There’s plenty more at the link and very little of it appears attributable to the Kuo effect, if there even is such a thing. This has, it seems, been building for awhile, and the rate at which support is eroding outstrips the rate among even non-religious voters. Anyone have any theories why? Evangelical Christian opinions welcome!

Between that and this, I’d say it’s time to hit the panic button. Assuming there’s anything left once Moran and Mary K are done pounding on it.

Update (Bryan–Hot Air’s resident evangelical): For me, the article’s last couple of sentences are key.

The most important unknown in the final weeks of the 2006 election campaign is how motivated evangelicals will be to turn out to vote. Despite discussion about the possibility that turnout among evangelicals might be depressed this year, Pew’s latest poll finds evangelicals no more or less enthusiastic about voting than other groups in the electorate, and they are no different from registered voters as a whole in their overall likelihood of voting.

So what does this mean? Well, speaking for myself, the more outrageous the Democrats and the nutroots get, the more motivated I get to vote against them. The weaker the left gets on the war, while at the same time ramping up the hate against Bush and the Republicans and their supporters and promising to investigate our way toward defeat in the war, the more motivated I get to vote against them. Which means voting for the Republicans, where I have cast most of my votes my entire adult life. I can’t imagine pulling a lever for the Democrats again for as long as I live.

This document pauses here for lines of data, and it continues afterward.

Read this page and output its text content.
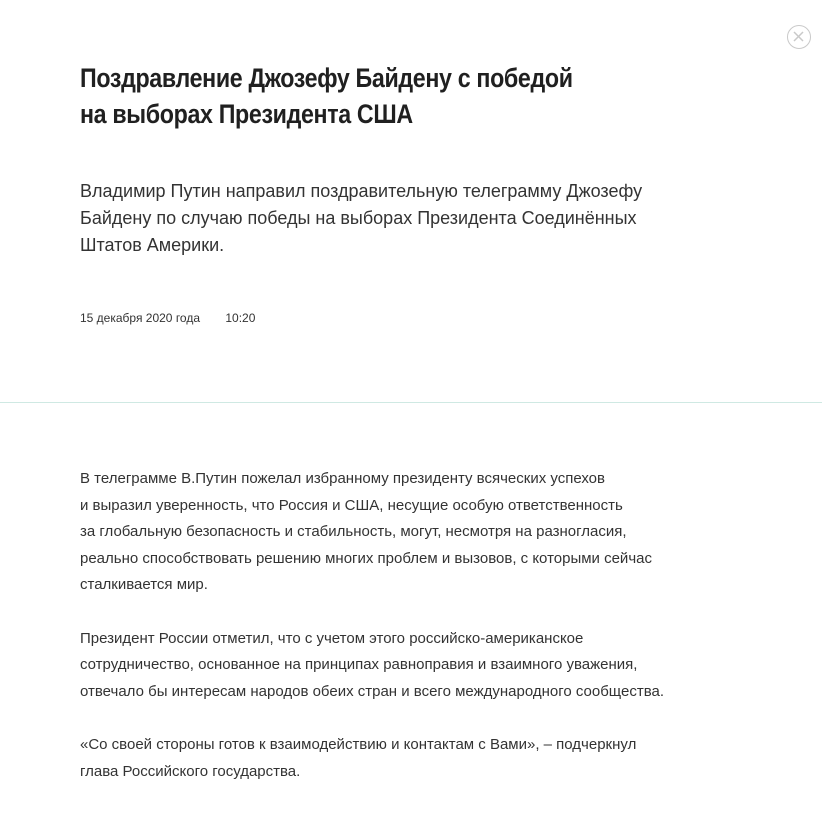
Поздравление Джозефу Байдену с победой
на выборах Президента США

Владимир Путин направил поздравительную телеграмму Джозефу
Байдену по случаю победы на выборах Президента Соединённых
Штатов Америки.

15 декабря 2020 года 10:20

В телеграмме В.Путин пожелал избранному президенту всяческих успехов
и выразил уверенность, что Россия и США, несущие особую ответственность
за глобальную безопасность и стабильность, могут, несмотря на разногласия,
реально способствовать решению многих проблем и вызовов, с которыми сейчас
сталкивается мир.

Президент России отметил, что с учетом этого российско-американское
сотрудничество, основанное на принципах равноправия и взаимного уважения,
отвечало бы интересам народов обеих стран и всего международного сообщества.

«Со своей стороны готов к взаимодействию и контактам с Вами», – подчеркнул
глава Российского государства.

There’s a bottom line relationship I see evangelicals such as myself having with the GOP that’s just impossible to have with the Democrats. That bottom line is, that while the GOP isn’t perfect, at least it’s not actively hostile toward and intolerant of my faith. The Democrats as a party tend to be hostile to traditional and evangelical conservatives. You only have to be an evangelical and strike up a conversation about religion with most liberals to understand what I mean by that. Their hate for evangelicals can heat up a good sized room. The Kuo book that Allah mentions above is in my mind an attempt to paint the GOP as, internally, actively hostile to evangelicals, but when you peel away the layers Kuo seems to be shocked that politicians see government programs in political terms. Well, color me unshocked by that. It certainly doesn’t make me take a second look at the Democrats. And color me unmoved to punish the GOP for the Foley scandal, which is awful but still looks to me to be the result of the actions and predilections of one man, not the whole party. And it’s not like Barney Frank’s Democrats have the moral highground anyway. If you’re going to work scandalous behavior and how each party deals with such in its own ranks into your calculations, the imperfect Republicans still do quite a bit better than the Democrats at cleaning up their own messes. In fact, when was the last time the Democrats actually cleaned up one of their own messes? I guess you could say they did impeach Judge Alcee Hastings on bribery charges a while back, but lookie there, if that isn’t Mr. Hastings in Congress, an elected Democrat in good standing and preparing to take over the Armed Services Committee if the Democrats win in November. That clean-up obviously didn’t take. Democrat clean-ups never do.

So while this evangelical is all too aware that the Republicans have fumbled on their own goal line during this entire election season, in the binary choice facing us in November it’s not even a close call for me. I’ll vote Republican, proudly. The Democrats have themselves, their unhinged activist base, their open hostility toward evangelicals, their promise to raise taxes, their weakness and lies about our country in the face of America’s enemies, and their own corrupt and amoral personnel in Congress to thank for that. I’m not thrilled with the Republicans, but I strongly dislike and actively oppose the Democrats.